スリランカは小さな国ですが、いまここでの内戦は凄惨を極めており、世界最悪の紛争の一つです。この2年間ほどはとくにひどく、なかでも、内戦が最終盤にさしかった2009年1月以降は、残虐を極めており、民間人が数多く殺されています。
スリランカは、人口の75%程度がシンハラ人、20%ほどがタミル人で、多民族国家です。そして、1980年代から20年以上にわたって内戦が続いています。スリランカ北・東部を中心に居住する少数派のタミル人の分離独立をめざす反政府武装集団「タミル・イーラム解放のトラ」(「タミルの虎」・LTTE)が、政府軍との間で、武装闘争を続けているのです。
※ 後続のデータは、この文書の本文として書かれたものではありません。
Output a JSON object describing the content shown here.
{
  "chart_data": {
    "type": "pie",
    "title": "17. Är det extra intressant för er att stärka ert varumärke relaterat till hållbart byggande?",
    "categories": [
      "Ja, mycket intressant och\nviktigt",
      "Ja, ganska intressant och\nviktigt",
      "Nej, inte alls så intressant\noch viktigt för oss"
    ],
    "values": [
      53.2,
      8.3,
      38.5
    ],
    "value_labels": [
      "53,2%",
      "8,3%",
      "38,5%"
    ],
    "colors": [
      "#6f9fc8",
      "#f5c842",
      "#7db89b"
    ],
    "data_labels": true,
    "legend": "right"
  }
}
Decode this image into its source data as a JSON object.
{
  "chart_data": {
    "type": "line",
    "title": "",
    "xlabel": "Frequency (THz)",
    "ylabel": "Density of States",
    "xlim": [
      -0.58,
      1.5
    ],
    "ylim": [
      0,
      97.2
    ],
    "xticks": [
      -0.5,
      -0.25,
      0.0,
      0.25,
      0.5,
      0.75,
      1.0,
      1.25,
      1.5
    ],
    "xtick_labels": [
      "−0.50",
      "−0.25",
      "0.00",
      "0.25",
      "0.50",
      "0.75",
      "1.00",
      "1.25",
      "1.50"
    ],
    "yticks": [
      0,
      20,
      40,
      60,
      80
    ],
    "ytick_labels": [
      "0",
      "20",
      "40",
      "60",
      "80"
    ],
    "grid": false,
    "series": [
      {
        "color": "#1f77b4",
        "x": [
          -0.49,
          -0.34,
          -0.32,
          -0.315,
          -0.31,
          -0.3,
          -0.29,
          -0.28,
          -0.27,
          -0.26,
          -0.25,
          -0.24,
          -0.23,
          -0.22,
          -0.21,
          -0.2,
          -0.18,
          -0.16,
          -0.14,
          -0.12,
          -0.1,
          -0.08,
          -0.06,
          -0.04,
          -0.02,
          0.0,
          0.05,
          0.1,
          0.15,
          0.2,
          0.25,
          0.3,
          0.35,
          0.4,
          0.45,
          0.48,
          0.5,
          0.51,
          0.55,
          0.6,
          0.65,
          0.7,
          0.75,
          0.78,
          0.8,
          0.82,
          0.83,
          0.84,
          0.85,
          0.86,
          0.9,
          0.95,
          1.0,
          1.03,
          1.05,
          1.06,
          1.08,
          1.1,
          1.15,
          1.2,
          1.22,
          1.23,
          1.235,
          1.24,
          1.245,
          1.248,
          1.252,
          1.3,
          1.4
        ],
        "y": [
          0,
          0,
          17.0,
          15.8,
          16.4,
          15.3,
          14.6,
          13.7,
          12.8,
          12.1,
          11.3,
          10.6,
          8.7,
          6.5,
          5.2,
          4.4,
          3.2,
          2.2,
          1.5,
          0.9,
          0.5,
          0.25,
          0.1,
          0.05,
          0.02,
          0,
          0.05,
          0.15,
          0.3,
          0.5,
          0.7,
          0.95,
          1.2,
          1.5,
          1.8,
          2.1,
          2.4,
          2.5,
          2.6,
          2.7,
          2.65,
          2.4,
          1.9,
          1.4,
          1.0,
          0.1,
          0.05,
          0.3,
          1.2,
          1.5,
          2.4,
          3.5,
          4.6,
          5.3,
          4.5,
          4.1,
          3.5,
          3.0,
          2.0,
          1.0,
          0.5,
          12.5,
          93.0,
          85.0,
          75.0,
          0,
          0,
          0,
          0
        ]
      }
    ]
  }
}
2009年2月時点で、スリランカ政府軍は、「タミルの虎」を彼らの本拠地から駆逐して、ムラティブ県北東部の100平方kmに満たない狭いエリア(伊豆大島くらいの面積)にまで追い込みました。これまでの紛争のなかで、「タミルの虎」は、支配地域に住んでいたタミル人の民間人たちに、戦闘地域から逃れることを許さなかったこともあり、この狭いエリアには、
20万人もの人々が閉じ込められています。ここに、スリランカ政府軍は攻撃を加えているのです。
その一方でスリランカ政府はここ2年ほどメディアへの紛争地域への立ち入りを禁止しています。よって、この紛争での民間人の犠牲は、隠されたままです。そして、メディアがカバーしないこの紛争に、世界は注目していません。